Despite 20-plus years of efforts for performance improvements, there remain at least two special situations that conventional RDBs do not yet cover. These are applications whose databases fit into main memory, and applications that require largely “scan-oriented” access to a database. Main-memory database systems, such as TimesTen, Altibase, Datablitz, Prisma, etc., perform all database operations without incurring I/O, after loading data from secondary storage. These systems have reduced instruction counts for most operations by removing considerations for access to secondary storage. As a result, main-memory database systems can often exhibit a ten-fold improvement in performance over conventional RDBs. Of course, conventional RDBs running on a larger main memory can deliver higher performance than those running on a smaller main memory, and the advantages enjoyed by main-memory database systems over conventional RDBs can be partially offset by the use of a larger main memory. Main memory database technology has an interesting potential when operating systems support a 64-bit architecture, which will make main memory very large indeed, and when the cost of main memory becomes much lower. The challenges facing main-memory database systems also include the need to support most of the SQL query language, and the resistance from system administrators who do not care to administer yet another database management system beyond the conventional RDB that they most likely already administer.

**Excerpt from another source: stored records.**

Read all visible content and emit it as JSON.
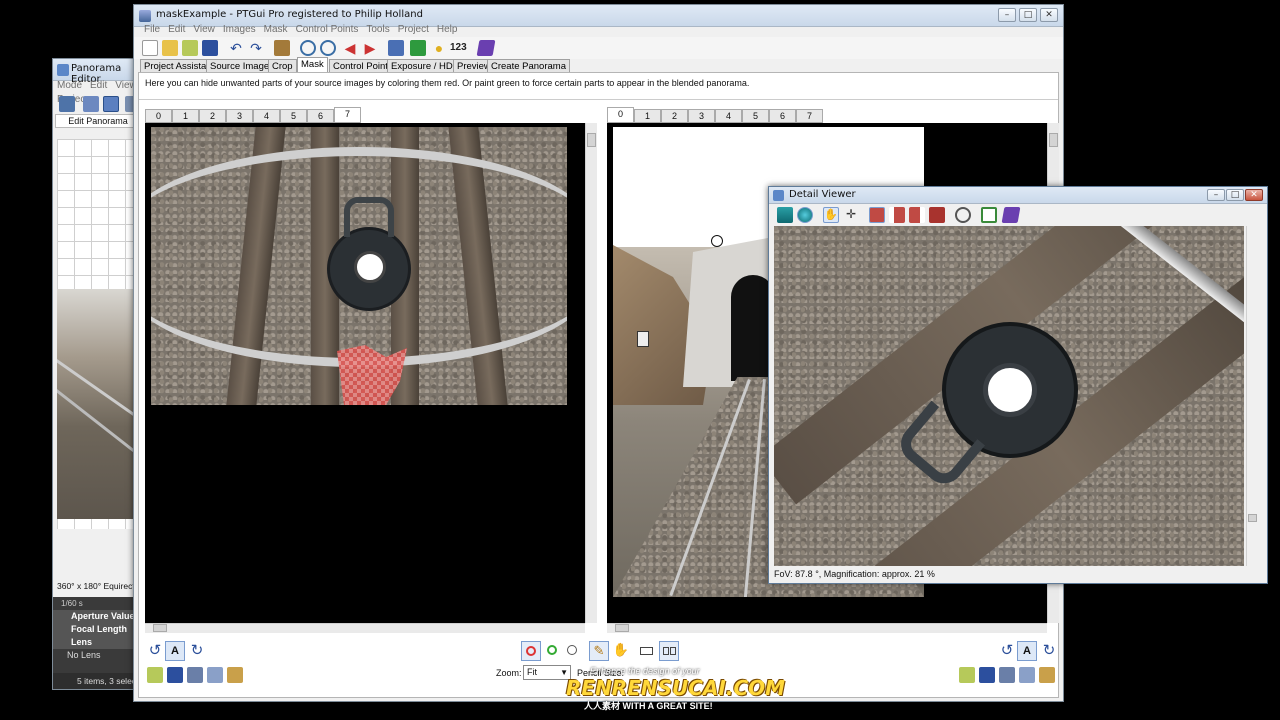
{
  "panorama_editor": {
    "title": "Panorama Editor",
    "menu": [
      "Mode",
      "Edit",
      "View",
      "Projec"
    ],
    "tab_label": "Edit Panorama",
    "projection": "360° x 180° Equirectar",
    "rows": [
      {
        "label": "1/60 s",
        "type": "value"
      },
      {
        "label": "Aperture Value",
        "type": "header"
      },
      {
        "label": "Focal Length",
        "type": "header"
      },
      {
        "label": "Lens",
        "type": "header"
      },
      {
        "label": "No Lens",
        "type": "value"
      }
    ],
    "status": "5 items, 3 selecte"
  },
  "main": {
    "title": "maskExample - PTGui Pro registered to Philip Holland",
    "menu": [
      "File",
      "Edit",
      "View",
      "Images",
      "Mask",
      "Control Points",
      "Tools",
      "Project",
      "Help"
    ],
    "toolbar_counter": "123",
    "tabs": [
      "Project Assistant",
      "Source Images",
      "Crop",
      "Mask",
      "Control Points",
      "Exposure / HDR",
      "Preview",
      "Create Panorama"
    ],
    "active_tab": "Mask",
    "instructions": "Here you can hide unwanted parts of your source images by coloring them red. Or paint green to force certain parts to appear in the blended panorama.",
    "left_image_tabs": [
      "0",
      "1",
      "2",
      "3",
      "4",
      "5",
      "6",
      "7"
    ],
    "left_active": "7",
    "right_image_tabs": [
      "0",
      "1",
      "2",
      "3",
      "4",
      "5",
      "6",
      "7"
    ],
    "right_active": "0",
    "zoom_label": "Zoom:",
    "zoom_value": "Fit",
    "pencil_label": "Pencil Size:",
    "mode_button": "A"
  },
  "detail_viewer": {
    "title": "Detail Viewer",
    "status": "FoV: 87.8 °, Magnification: approx. 21 %"
  },
  "watermark": {
    "text": "RENRENSUCAI.COM",
    "tagline": "Enhance the design of your",
    "sub": "人人素材 WITH A GREAT SITE!"
  },
  "colors": {
    "mask_red": "#d9534f",
    "accent_blue": "#3a6ea5"
  }
}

“Scan-oriented” access to a database is one that has to scan an entire table (or database), possibly more than once to perform an operation. Examples of a scan-oriented access include queries that require all records of a table to be grouped by a certain column order, queries that compute aggregation functions on certain columns of a table, queries that require a table to be pre-sorted, queries whose selectivity is low, operations that restructure a table, etc. A grouping query, for example, groups all Persons by their Age. An aggregation query, for example, computes the Average Salary of all Persons. A low-selectivity query, for example, is one that selects all non-smoking Persons. Table restructuring operations include, for example, decomposing a column into two or more columns (e.g., a single Address column into StreetAddress, City, and State columns), and changing the continuous numerical values in a column (e.g., Salary of $55,400) into categorical values (e.g. Salary category of $50,000 to $59,999).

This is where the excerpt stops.